According to the Department of Labor, the number of employed residents grew by 162,351 over the year. The state’s labor force grew by 113,248 in 2017, confirming Crews’ statement that the need for additional workers to fill these new jobs will continue to be a focus at both the state and local level.

“Talking to other business people, we are just not seeing that many people applying for jobs,” Crews said. “People can be more selective during this time. In the back of my mind, I keep thinking about Hobby Lobby and what (a large number of job applicants) they told me they had, but you know Hobby Lobby and their reputation of their salary and the fact that they don’t work on Sundays, it attracted a huge amount of people. So, I think people can be selective, employees can. Employers are going to be on the other side of the pendulum struggling to attract folks.”

According to that same report from DOL, Georgians filed 325,597 initial unemployment claims in 2017, the lowest number posted since 1997. The 2017 numbers were down by 46,535 from 2016.

Meanwhile, the state’s unemployment rate fell from 5.5 percent to 4.4 percent over the 12-month cycle.

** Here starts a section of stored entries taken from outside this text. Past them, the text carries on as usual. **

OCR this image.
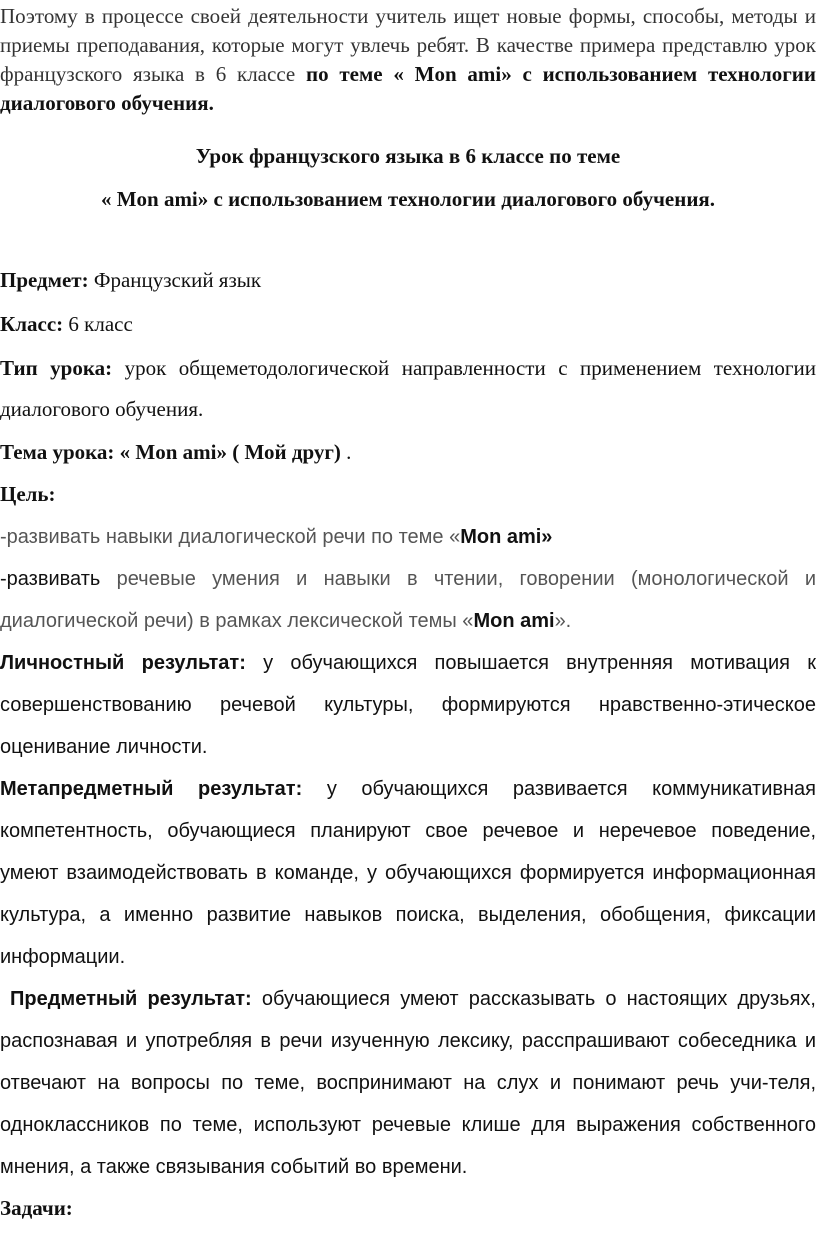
Поэтому в процессе своей деятельности учитель ищет новые формы, способы, методы и приемы преподавания, которые могут увлечь ребят. В качестве примера представлю урок французского языка в 6 классе по теме « Mon ami» с использованием технологии диалогового обучения.

Урок французского языка в 6 классе по теме

« Mon ami» с использованием технологии диалогового обучения.

Предмет: Французский язык

Класс: 6 класс

Тип урока: урок общеметодологической направленности с применением технологии диалогового обучения.

Тема урока: « Mon ami» ( Мой друг) .

Цель:

-развивать навыки диалогической речи по теме «Mon ami»

-развивать речевые умения и навыки в чтении, говорении (монологической и диалогической речи) в рамках лексической темы «Mon ami».

Личностный результат: у обучающихся повышается внутренняя мотивация к совершенствованию речевой культуры, формируются нравственно-этическое оценивание личности.

Метапредметный результат: у обучающихся развивается коммуникативная компетентность, обучающиеся планируют свое речевое и неречевое поведение, умеют взаимодействовать в команде, у обучающихся формируется информационная культура, а именно развитие навыков поиска, выделения, обобщения, фиксации информации.

Предметный результат: обучающиеся умеют рассказывать о настоящих друзьях, распознавая и употребляя в речи изученную лексику, расспрашивают собеседника и отвечают на вопросы по теме, воспринимают на слух и понимают речь учи-теля, одноклассников по теме, используют речевые клише для выражения собственного мнения, а также связывания событий во времени.

Задачи:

Areas that saw the most job growth in the state included educational and health services at 589,300, leisure and hospitality at 495,900, professional and business services at 20,500, education and health services at 19,600, leisure and hospitality at 14,300, trade, transportation and warehousing and 8,400, government at 7,000, construction at 5,500 and financial activities at 4,700.

According to DOL, the state grew jobs in all major employment sectors, except manufacturing where 3,800 jobs were lost.